Seja qual for o conceito da sua predileção, para mim está claro que se quisermos conhecer alguma sociedade que não a nossa temos que nos cercar de seus artistas, de suas histórias, de suas honras e suas tragédias. Temos que passar algum tempo ao lado de Kant, Mann, Goethe e Beethoven para começar a intuir o que é esse lugar chamado Alemanha. Sendo assim, quem quer conhecer nossos hermanos argentinos tem que ver/ouvir muito tango. Sei que a Argentina não é só tango como o Brasil não é só samba, mas aquela maravilha jamais seria obra de outro povo. Deve ler Borges com certeza, mas o tema hoje é tango.
Se você, meu improvável leitor, é daqueles brasileiros que não gosta de argentinos, permita-me a reprimenda: não se deixe levar por esse tipo de sentimento pequeno e tacanho.
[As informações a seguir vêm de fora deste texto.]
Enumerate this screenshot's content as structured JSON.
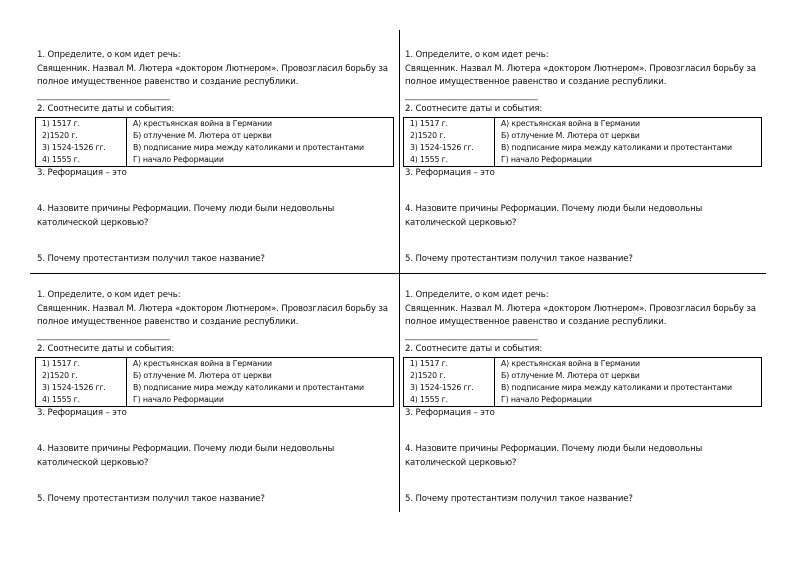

Escute ao velho Goethe que dizia:
"O ódio nacionalista é sempre o mesmo, tem uma característica única. Você o vai
encontrar tanto mais forte e cego quanto mais baixo for o nível cultural. Mas existe
um nível em que ele desaparece totalmente, onde por assim dizer a pessoa paira de
tal maneira acima das nações, que as dores e alegrias de cada nação sente-se como
se fossem as da gente mesmo. É nesse nível cultural que eu me coloco por índole, e
nele eu me situava bem antes de completar meus 60 anos de idade”
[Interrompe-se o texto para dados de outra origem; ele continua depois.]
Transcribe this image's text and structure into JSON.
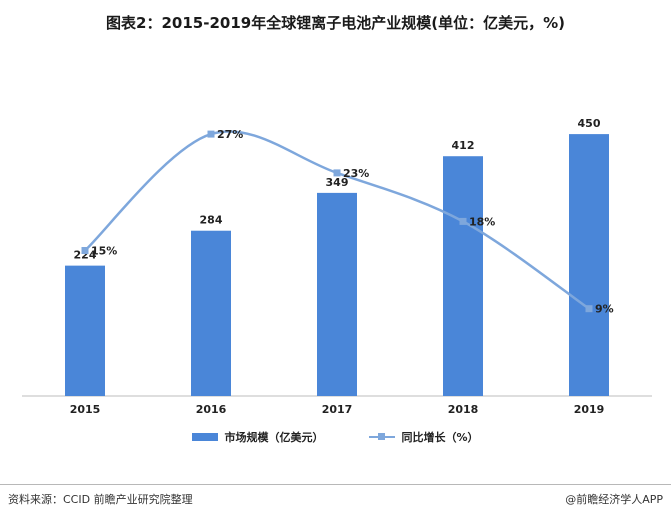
{
  "title": "图表2：2015-2019年全球锂离子电池产业规模(单位：亿美元，%)",
  "source": "资料来源：CCID 前瞻产业研究院整理",
  "credit": "@前瞻经济学人APP",
  "colors": {
    "bar": "#4a86d8",
    "line": "#7ea7dc",
    "axis": "#bdbdbd"
  },
  "chart_data": {
    "type": "bar",
    "categories": [
      "2015",
      "2016",
      "2017",
      "2018",
      "2019"
    ],
    "series": [
      {
        "name": "市场规模（亿美元）",
        "type": "bar",
        "values": [
          224,
          284,
          349,
          412,
          450
        ],
        "axis": "left"
      },
      {
        "name": "同比增长（%）",
        "type": "line",
        "values": [
          15,
          27,
          23,
          18,
          9
        ],
        "axis": "right",
        "label_suffix": "%"
      }
    ],
    "ylim_left": [
      0,
      500
    ],
    "ylim_right": [
      0,
      30
    ],
    "grid": false,
    "legend": "bottom-center"
  }
}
Há outra elegância ainda no tango, o suspense. Nunca se sabe se os dançarinos estão a ponto de lutar ou fazer amor. Também não podemos saber se os bandoneonistas tocam seus instrumentos por amor ou por raiva. Essa medida de mistério é na verdade uma forma argentina de charme. Fica tudo por um fio, ou por una cabeza como canta Gardel. Há uma medida que separa o veneno do remédio, é na fronteira entre as duas coisas que mora o tango e a alma dos argentinos.
M.U.C.C.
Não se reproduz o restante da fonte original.